免責金額のあるペット保険は、一般的に保険料が安くなりますが、このように自己負担も免責金額の分だけ増えます。乗換えのときには、ペット保険の免責金額の有無についても、よく確認するようにしましょう。
ペット保険の乗換えがおすすめな場合・おすすめでない場合
ペット保険の乗換えについては、いま加入中の保険の補償内容やペットの年齢・健康状態などにより、おすすめできるケースと、おすすめできないケースがあります。それぞれ、どのような場合が当てはまるのかを見ていきましょう。
ペット保険の乗換えがおすすめな場合
ペット保険の乗換えがおすすめできるのは、主に下記のようなケースです。
- 現在の保険の補償内容に不安を感じている
- 保険料が家計の負担になっている
- ペットの年齢が7歳以下である
- 現在ペットが病気やケガをしていない
- 過去に重いケガや病気をしていない
ペット保険は、ペットが病気やケガをしたときの診療費をカバーするものですから、補償が手薄では、本当に必要なときに必要な補償がないということになりかねません。
特に、ペットがかかりやすい傷病は診療費も高額になりがちです。いまのペット保険でカバーされていない場合は、乗換えを前向きに検討することをおすすめします。

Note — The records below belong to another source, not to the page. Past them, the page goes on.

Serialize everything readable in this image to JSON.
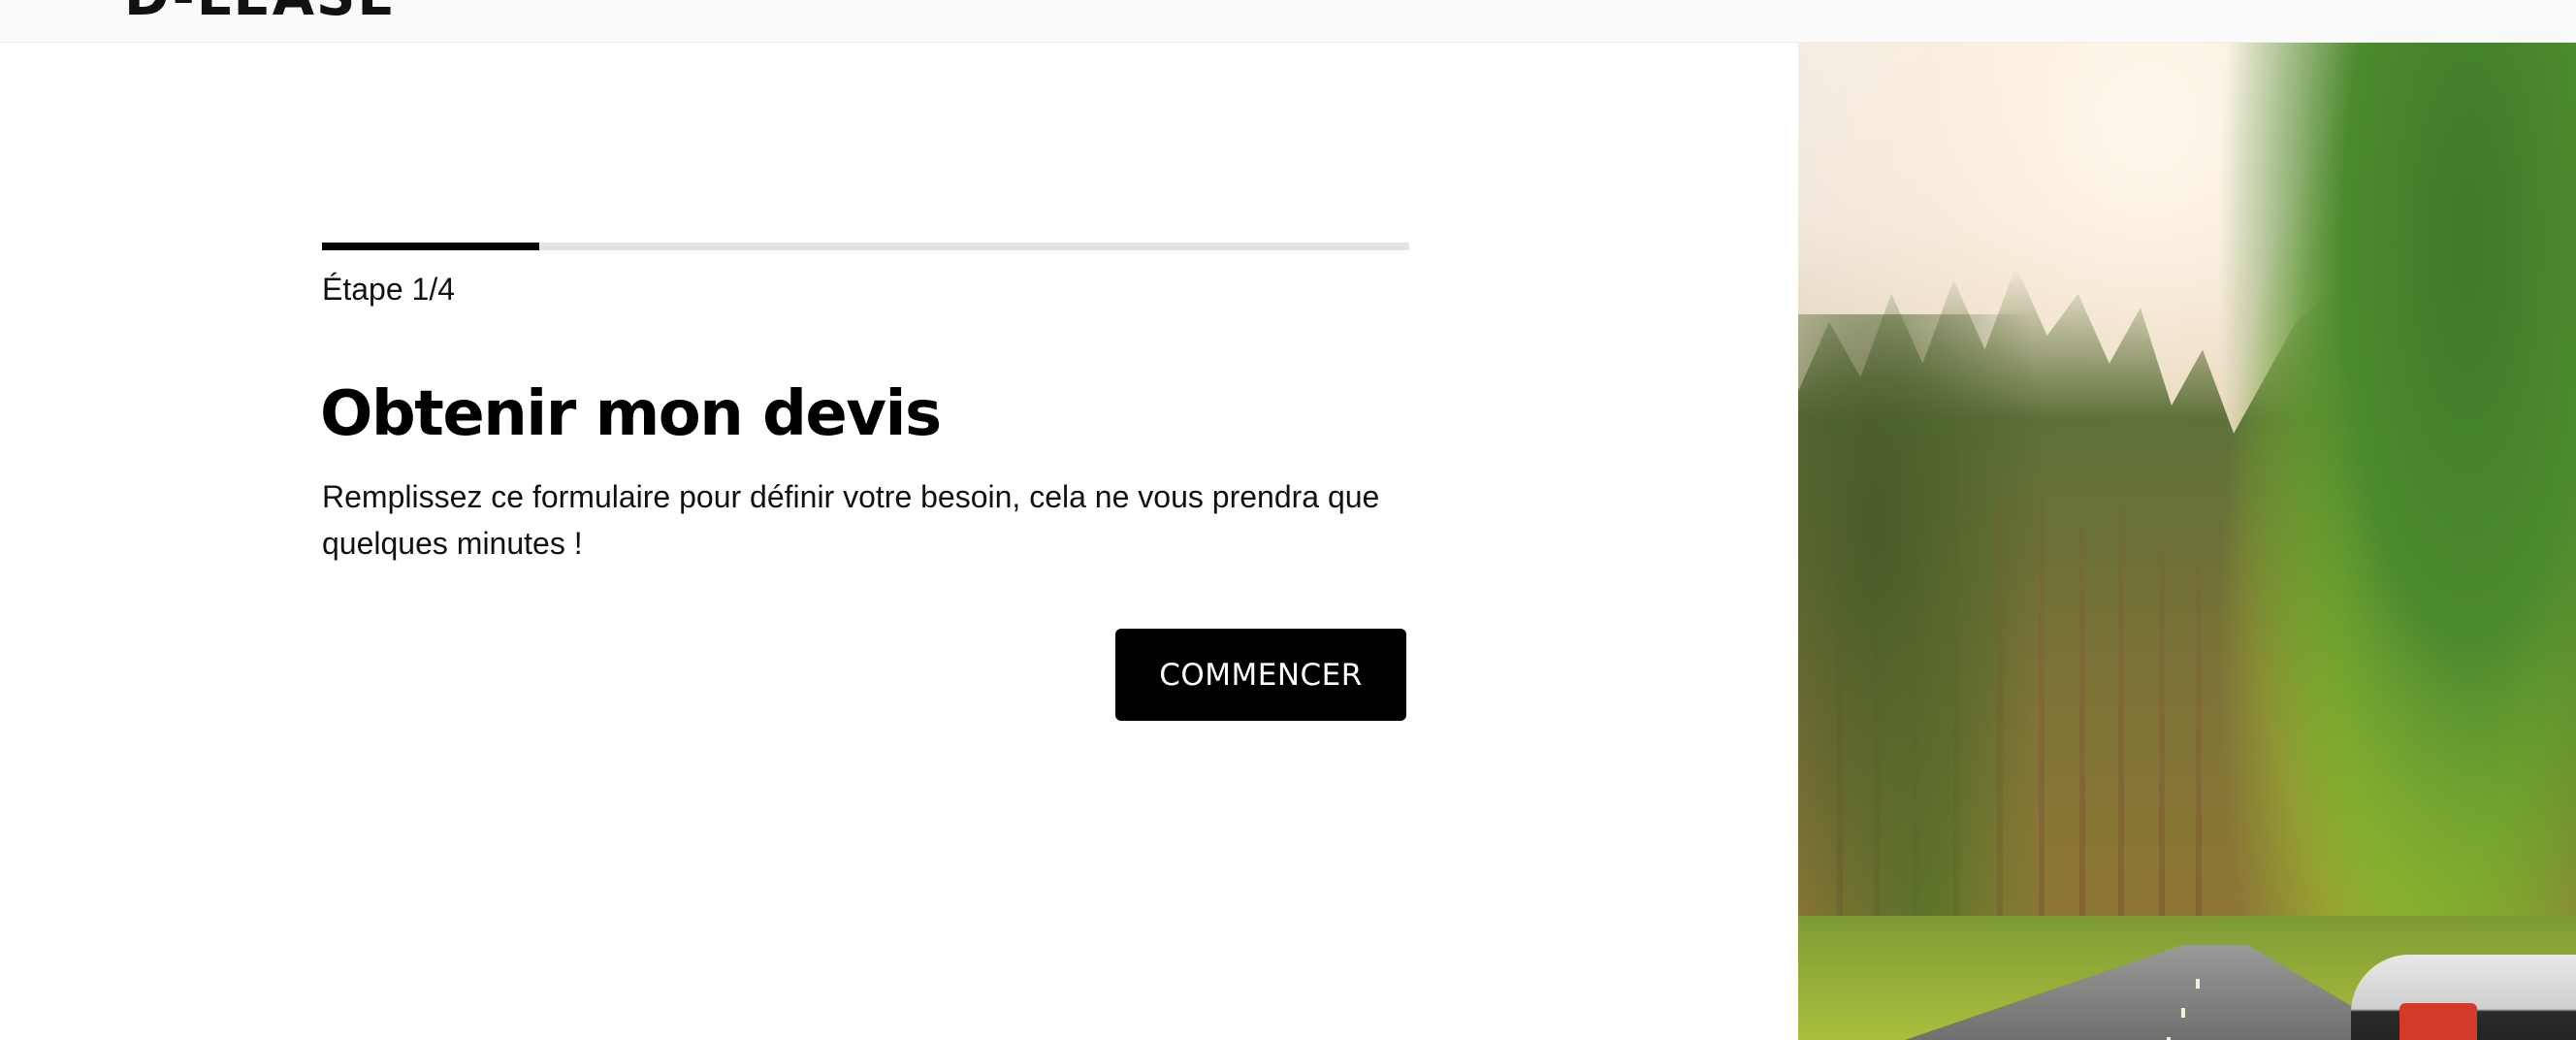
{
  "header": {
    "logo_text": "D-LEASE"
  },
  "form": {
    "progress": {
      "current_step": 1,
      "total_steps": 4,
      "fraction_complete": 0.2,
      "step_label": "Étape 1/4"
    },
    "title": "Obtenir mon devis",
    "description": "Remplissez ce formulaire pour définir votre besoin, cela ne vous prendra que quelques minutes !",
    "start_button_label": "COMMENCER"
  },
  "hero_image": {
    "subject": "car driving on a forest road"
  },
  "colors": {
    "accent": "#000000",
    "header_bg": "#fafafa",
    "progress_track": "#e3e3e3",
    "button_text": "#ffffff"
  }
}
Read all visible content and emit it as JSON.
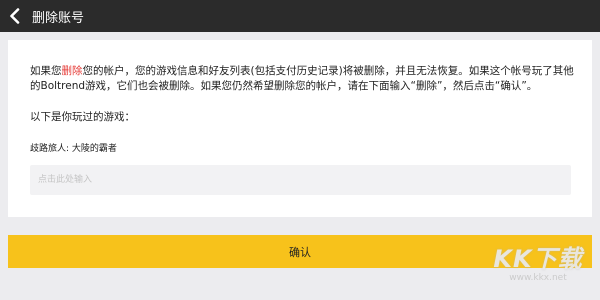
{
  "header": {
    "title": "删除账号",
    "back_icon": "chevron-left-icon"
  },
  "warning": {
    "before": "如果您",
    "highlight": "删除",
    "after": "您的帐户，您的游戏信息和好友列表(包括支付历史记录)将被删除，并且无法恢复。如果这个帐号玩了其他的Boltrend游戏，它们也会被删除。如果您仍然希望删除您的帐户，请在下面输入“删除”，然后点击“确认”。",
    "highlight_color": "#e53935"
  },
  "games": {
    "heading": "以下是你玩过的游戏：",
    "items": [
      "歧路旅人: 大陵的霸者"
    ]
  },
  "input": {
    "value": "",
    "placeholder": "点击此处输入"
  },
  "confirm_button": {
    "label": "确认",
    "color": "#f7c21b"
  },
  "watermark": {
    "logo": "KK下载",
    "url": "www.kkx.net"
  },
  "colors": {
    "topbar": "#2b2b2b",
    "background": "#ececef",
    "card": "#ffffff"
  }
}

また、多くのペット保険には新規で加入できるペットの年齢に上限が設けられています。乗換えるのであれば、ペットがシニア期に差し掛かる前に検討しましょう。さらに、ペットが健康であることも加入条件になりますので、ペットが病気やケガをしていない健康な状態のときが、乗換えにはおすすめです。
ペット保険の乗換えがおすすめでない場合
乗換えがおすすめではないケースも見ていきましょう。おすすめできないのは、主に下記のようなケースです。
- ペットの年齢が8歳以上
- 現在、病気やケガを患っている
- 過去に悪性腫瘍などの重いケガ・病気をしている
- 現在の保険の補償と保険料に満足している
ペットの年齢については、新規で加入できるペットの上限年齢を7歳程度に設定している保険会社もあります。乗換え先の保険会社の補償が適していると思っても、ペットの年齢によっては加入できないことも考えられます。そのため、年齢が8歳を超えていると選択肢が狭まり、新規での加入が難しい場合があります。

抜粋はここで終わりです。